Will Judges Count Off If I'm Using Safety Equipment
Believe it or not, one of the reasons that many equestrians are choosing not to jump on the safety bandwagon is because they're concerned that judges will count off.
This may sound completely illogical for many, but I grew up in the time of the VPL debacle, where a certain judge would mark on his judges card that there was a Visible Panty Line.
I would hope that safety equipment would be less salacious, but it is a true concern for many. You spend countless hours preparing and countless dollars to look your best. You certainly don't want any of that marred by the look of your safety equipment.

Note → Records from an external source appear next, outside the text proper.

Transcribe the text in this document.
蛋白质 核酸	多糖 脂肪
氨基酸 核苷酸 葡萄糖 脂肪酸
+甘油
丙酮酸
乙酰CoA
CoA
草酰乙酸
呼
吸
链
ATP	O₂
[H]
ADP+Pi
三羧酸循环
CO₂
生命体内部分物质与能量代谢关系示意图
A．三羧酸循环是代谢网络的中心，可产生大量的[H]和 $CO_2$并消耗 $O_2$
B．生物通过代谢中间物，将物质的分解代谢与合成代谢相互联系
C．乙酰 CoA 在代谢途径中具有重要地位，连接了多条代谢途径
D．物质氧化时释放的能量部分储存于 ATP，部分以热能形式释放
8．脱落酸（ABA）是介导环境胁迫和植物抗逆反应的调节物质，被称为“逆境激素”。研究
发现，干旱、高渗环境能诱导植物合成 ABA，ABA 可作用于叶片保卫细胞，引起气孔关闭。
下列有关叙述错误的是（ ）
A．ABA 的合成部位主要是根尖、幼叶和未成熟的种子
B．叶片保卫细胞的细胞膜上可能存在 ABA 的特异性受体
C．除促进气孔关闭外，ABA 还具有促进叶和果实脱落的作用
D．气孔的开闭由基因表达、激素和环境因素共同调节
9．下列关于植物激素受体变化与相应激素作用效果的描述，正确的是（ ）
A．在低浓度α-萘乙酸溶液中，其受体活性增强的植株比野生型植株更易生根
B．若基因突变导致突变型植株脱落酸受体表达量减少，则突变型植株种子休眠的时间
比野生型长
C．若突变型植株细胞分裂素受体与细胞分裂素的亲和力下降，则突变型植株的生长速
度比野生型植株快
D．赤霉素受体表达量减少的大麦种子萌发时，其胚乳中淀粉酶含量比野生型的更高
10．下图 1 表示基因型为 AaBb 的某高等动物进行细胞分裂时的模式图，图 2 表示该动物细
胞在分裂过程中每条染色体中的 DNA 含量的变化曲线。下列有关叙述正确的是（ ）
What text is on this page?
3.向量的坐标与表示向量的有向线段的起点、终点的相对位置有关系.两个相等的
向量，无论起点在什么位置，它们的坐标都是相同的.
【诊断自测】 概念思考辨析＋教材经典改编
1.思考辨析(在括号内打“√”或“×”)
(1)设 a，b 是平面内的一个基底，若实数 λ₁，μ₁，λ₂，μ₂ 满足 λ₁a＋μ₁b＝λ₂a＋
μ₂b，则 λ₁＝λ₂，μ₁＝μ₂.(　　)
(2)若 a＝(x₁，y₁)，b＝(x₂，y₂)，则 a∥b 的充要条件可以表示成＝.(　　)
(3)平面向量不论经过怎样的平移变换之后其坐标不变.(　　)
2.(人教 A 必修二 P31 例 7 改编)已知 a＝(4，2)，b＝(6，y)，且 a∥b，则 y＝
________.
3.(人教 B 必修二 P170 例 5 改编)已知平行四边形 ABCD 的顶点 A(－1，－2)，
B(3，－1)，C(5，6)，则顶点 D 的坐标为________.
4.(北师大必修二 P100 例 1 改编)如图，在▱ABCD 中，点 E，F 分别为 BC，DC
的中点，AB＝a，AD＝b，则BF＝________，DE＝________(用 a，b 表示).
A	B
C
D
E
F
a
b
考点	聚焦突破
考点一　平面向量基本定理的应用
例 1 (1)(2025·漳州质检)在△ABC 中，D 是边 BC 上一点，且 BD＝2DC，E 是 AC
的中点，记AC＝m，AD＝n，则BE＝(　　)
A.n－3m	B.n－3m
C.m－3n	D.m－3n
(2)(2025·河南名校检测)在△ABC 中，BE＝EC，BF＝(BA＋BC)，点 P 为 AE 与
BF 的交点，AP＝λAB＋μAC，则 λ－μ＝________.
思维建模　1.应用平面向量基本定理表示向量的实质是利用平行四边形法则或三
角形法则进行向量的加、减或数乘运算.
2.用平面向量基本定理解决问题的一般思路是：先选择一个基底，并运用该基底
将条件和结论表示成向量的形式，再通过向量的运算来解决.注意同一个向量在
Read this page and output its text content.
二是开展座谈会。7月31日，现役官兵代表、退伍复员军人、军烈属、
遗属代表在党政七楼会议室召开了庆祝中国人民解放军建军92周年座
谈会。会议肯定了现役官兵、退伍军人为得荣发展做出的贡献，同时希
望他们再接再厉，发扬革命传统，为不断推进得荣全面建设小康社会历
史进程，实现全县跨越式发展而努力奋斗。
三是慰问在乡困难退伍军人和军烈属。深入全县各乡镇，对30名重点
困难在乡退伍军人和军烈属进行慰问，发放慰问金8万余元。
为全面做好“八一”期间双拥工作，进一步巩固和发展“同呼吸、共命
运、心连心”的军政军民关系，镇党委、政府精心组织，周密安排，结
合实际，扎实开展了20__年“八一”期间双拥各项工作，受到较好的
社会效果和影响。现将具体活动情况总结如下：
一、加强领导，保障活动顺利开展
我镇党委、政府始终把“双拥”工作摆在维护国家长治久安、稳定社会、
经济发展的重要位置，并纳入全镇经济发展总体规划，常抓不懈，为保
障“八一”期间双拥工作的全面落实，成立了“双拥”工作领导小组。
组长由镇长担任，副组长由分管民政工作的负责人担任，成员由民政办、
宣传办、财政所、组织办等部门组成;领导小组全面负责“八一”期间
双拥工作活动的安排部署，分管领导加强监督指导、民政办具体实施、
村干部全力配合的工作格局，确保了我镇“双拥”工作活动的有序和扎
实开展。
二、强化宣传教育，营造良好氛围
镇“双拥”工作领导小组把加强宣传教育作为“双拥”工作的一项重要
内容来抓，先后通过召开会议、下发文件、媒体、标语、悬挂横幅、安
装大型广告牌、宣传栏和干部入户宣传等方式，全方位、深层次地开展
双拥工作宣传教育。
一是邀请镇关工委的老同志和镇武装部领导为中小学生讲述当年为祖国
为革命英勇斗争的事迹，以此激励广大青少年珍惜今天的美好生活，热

Your safety equipment should be well fitting in order to actually perform its job. In most cases, appropriately fitting safety equipment is barely visible if even at all. Regardless, after conversations with multiple big R judges, the consensus is that the judges want to see people protecting themselves and would not consider marking down when riders are wearing it, even in the equitation classes where a rider's lines are important.
I think the best encouragement we can see is judges themselves using the equipment when they are riding. How many professionals are using FreeJump, Tech Stirrups, Acavallos, Flex-ons, or other forms of safety stirrups?
Professional and R judge Jimmy Torano won't ride without his equestrian air vest, nor will Erynn Ballard and too many others to count.
The professionals are leading the way in this trend, with other adults quickly following suit. The juniors have been a bit slower to adopt, but as they see their peers and idols suiting up, they'll soon make the choice as well.
Whether it's an air vest, body protector, or safety stirrups, make sure to explore all of your options and ask the right questions so that you can make an informed decision about what will work best for you.
I'll close with a short story. One of our first clients bought a horse riding air vest for her 11-year-old child. At one of her first shows wearing it, the mom was approached be several people who were curious about the equipment, and one of the questions they continuously asked was if mom was concerned about her child not placing. The child proceeded three of her division classes and ended up champion, providing a resounding response to that question.
At the end of the day, your body is worth more than a ribbon. If you have a judge who makes the unfortunate decision to not pin someone as highly because of safety equipment, then it wasn't a class worth winning and it's better to take the protective high ground.